Thread (16 messages) 16 messages, 5 authors, 2020-08-25

RE: pcm|dmaengine|imx-sdma race condition on i.MX6

From: Robin Gong <hidden>
Date: 2020-08-14 08:45:25
Also in: alsa-devel, dmaengine, lkml

On 2020/08/13 19:23: Richard Leitner [off-list ref] wrote:
Hi,
we've found a race condition with the PCM on the i.MX6 which results in an
-EIO for the SNDRV_PCM_IOCTL_READI_FRAMES ioctl after an -EPIPE (XRUN).
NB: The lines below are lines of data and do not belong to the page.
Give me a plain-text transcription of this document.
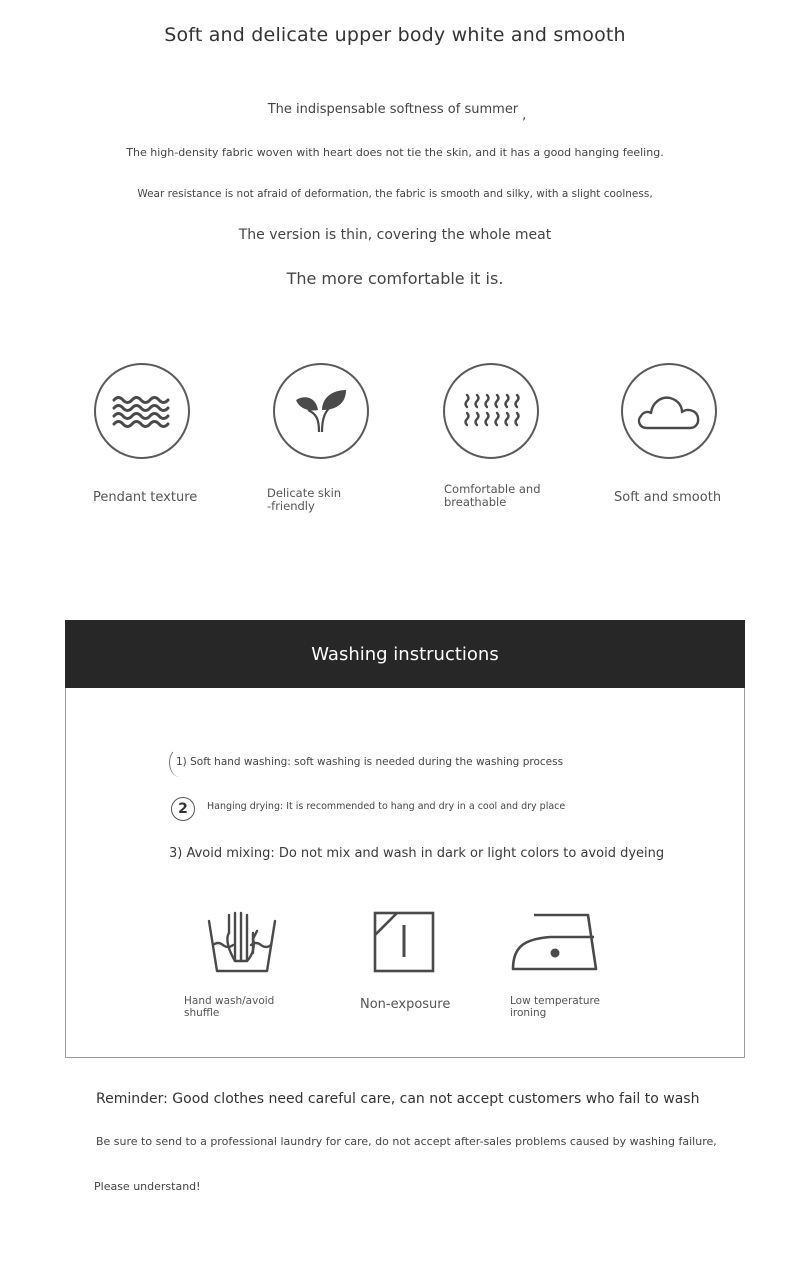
Soft and delicate upper body white and smooth
The indispensable softness of summer ,
The high-density fabric woven with heart does not tie the skin, and it has a good hanging feeling.
Wear resistance is not afraid of deformation, the fabric is smooth and silky, with a slight coolness,
The version is thin, covering the whole meat
The more comfortable it is.
Pendant texture	Delicate skin
-friendly
Comfortable and
breathable	Soft and smooth
Washing instructions
1) Soft hand washing: soft washing is needed during the washing process
2	Hanging drying: It is recommended to hang and dry in a cool and dry place
3) Avoid mixing: Do not mix and wash in dark or light colors to avoid dyeing
Hand wash/avoid
shuffle
Non-exposure	Low temperature
ironing
Reminder: Good clothes need careful care, can not accept customers who fail to wash
Be sure to send to a professional laundry for care, do not accept after-sales problems caused by washing failure,
Please understand!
A possible reproduction may look like the following reduced call graph during a
PCM capture:

us -> ioctl(SNDRV_PCM_IOCTL_READI_FRAMES)
      - wait_for_avail()
        - schedule_timeout()
   -> snd_pcm_update_hw_ptr0()
      - snd_pcm_update_state: EPIPE (XRUN)
      - sdma_disable_channel_async() # get's scheduled away due to sleep us
<- ioctl(SNDRV_PCM_IOCTL_READI_FRAMES) returns -EPIPE us ->
ioctl(SNDRV_PCM_IOCTL_PREPARE) # as reaction to the EPIPE (XRUN) us ->
ioctl(SNDRV_PCM_IOCTL_READI_FRAMES) # next try to capture frames
      - sdma_prep_dma_cyclic()
        - sdma_load_context() # not loaded as context_loaded is 1
      - wait_for_avail()
        - schedule_timeout()
# now the sdma_channel_terminate_work() comes back and sets #
context_loaded = false and frees in vchan_dma_desc_free_list().
us <- ioctl returns -EIO (capture write error (DMA or IRQ trouble?))
Seems the write error caused by context_loaded not set to false before
next transfer start? If yes, please have a try with the 03/04 of the below
patch set, anyway, could you post your failure log?
https://lkml.org/lkml/2020/8/11/111

What we have found out, based on our understanding:
The dmaengine docu states that a dmaengine_terminate_async() must be
followed by a dmaengine_synchronize().
However, in the pcm_dmaengine.c, only dmaengine_terminate_async() is
called (for performance reasons and because it might be called from an
interrupt handler).

In our tests, we saw that the user-space immediately calls
ioctl(SNDRV_PCM_IOCTL_PREPARE) as a handler for the happened xrun
(previous ioctl(SNDRV_PCM_IOCTL_READI_FRAMES) returns with -EPIPE). In
our case (imx-sdma.c), the terminate really happens asynchronously with a
worker thread which is not awaited/synchronized by the
ioctl(SNDRV_PCM_IOCTL_PREPARE) call.

Since the syscall immediately enters an atomic context
(snd_pcm_stream_lock_irq()), we are not able to flush the work of the
termination worker from within the DMA context. This leads to an
unterminated DMA getting re-initialized and then terminated.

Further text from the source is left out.